Okładka płyty na pierwszy rzut oka to „masakra”. Nie da się nic nie pomyśleć czy obojętnie spojrzeć na szatę graficzną tego albumu, a już na pewno na front okładki. To, co widzimy nasuwa nam skojarzenie, że z pewnością jest to postać, o mocno skomplikowanej budowie, posiada „coś” na wzór głowy, z wyraźnym zarysowaniem czegoś w kształcie oczu - wielu oczu patrzących w jeden (chyba?) cel. Interpretacja tego, co naprawdę autor, a jest nim niejaki Paul Davies, miał na myśli będzie totalnym strzałem w ciemno, jednak wsłuchawszy się nieco w charakterny kąsek muzy, jaką zaproponował nam skład o nazwie Pineal, możemy spodziewać się wszystkiego.

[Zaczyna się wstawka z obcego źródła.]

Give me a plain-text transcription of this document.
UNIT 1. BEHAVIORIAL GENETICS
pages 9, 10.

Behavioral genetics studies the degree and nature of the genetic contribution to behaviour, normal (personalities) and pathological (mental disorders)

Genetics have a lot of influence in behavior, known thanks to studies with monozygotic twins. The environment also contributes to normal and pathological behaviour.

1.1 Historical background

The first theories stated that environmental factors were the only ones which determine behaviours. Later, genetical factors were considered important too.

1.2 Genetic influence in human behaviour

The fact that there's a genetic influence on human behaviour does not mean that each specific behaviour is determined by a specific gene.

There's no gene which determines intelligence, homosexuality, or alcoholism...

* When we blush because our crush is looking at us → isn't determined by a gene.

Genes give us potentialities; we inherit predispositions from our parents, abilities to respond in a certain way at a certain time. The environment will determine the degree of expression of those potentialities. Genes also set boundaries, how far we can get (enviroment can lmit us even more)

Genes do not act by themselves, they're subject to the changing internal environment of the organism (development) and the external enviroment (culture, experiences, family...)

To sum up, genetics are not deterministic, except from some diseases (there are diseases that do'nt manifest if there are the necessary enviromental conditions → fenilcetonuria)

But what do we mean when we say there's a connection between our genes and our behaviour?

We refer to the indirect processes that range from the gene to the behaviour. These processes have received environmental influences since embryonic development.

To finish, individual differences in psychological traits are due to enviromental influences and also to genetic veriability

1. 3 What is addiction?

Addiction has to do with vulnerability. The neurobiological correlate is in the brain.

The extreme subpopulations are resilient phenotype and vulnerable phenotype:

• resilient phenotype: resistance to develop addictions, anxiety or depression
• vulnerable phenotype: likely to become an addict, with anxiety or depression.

Ten produkt rodem z Wielkiej Brytanii, jak na debiut przystało, jest całkiem, całkiem obiecujący. Rzekłbym, że to takie somatyczne klimaty, niby mieszanka nieokreślona - coś pomiędzy progresywnymi graniem, grungem, a metalem. Zespół dobrze kombinuje i szuka swego właściwego kierunku, jednak to, co widzimy i słyszymy już teraz jest na tyle spójne i interesujące, że może lepiej nie szukać za daleko, tylko rozwijać to, co już jest? Czuć, że ta muza, obok pewnej „gitarowej ciężkości”, znajduje relaks i tak zwany oddech. Mnie taka fuzja i zestawienie się podoba. Metal blast w najlepszym wydaniu.
Album, a właściwie minialbum, bo trwa on niespełna pół godziny, zatytułowany „Smilling Cult” zawiera zaledwie sześć kompozycji i ukazał się na rynku jeszcze w 2014 roku. A skład Pineal przedstawia się następująco: Phil Pieters (bass, vocals), Nigel Boettiger (drums) i Daniel Murney (guitar, vocals).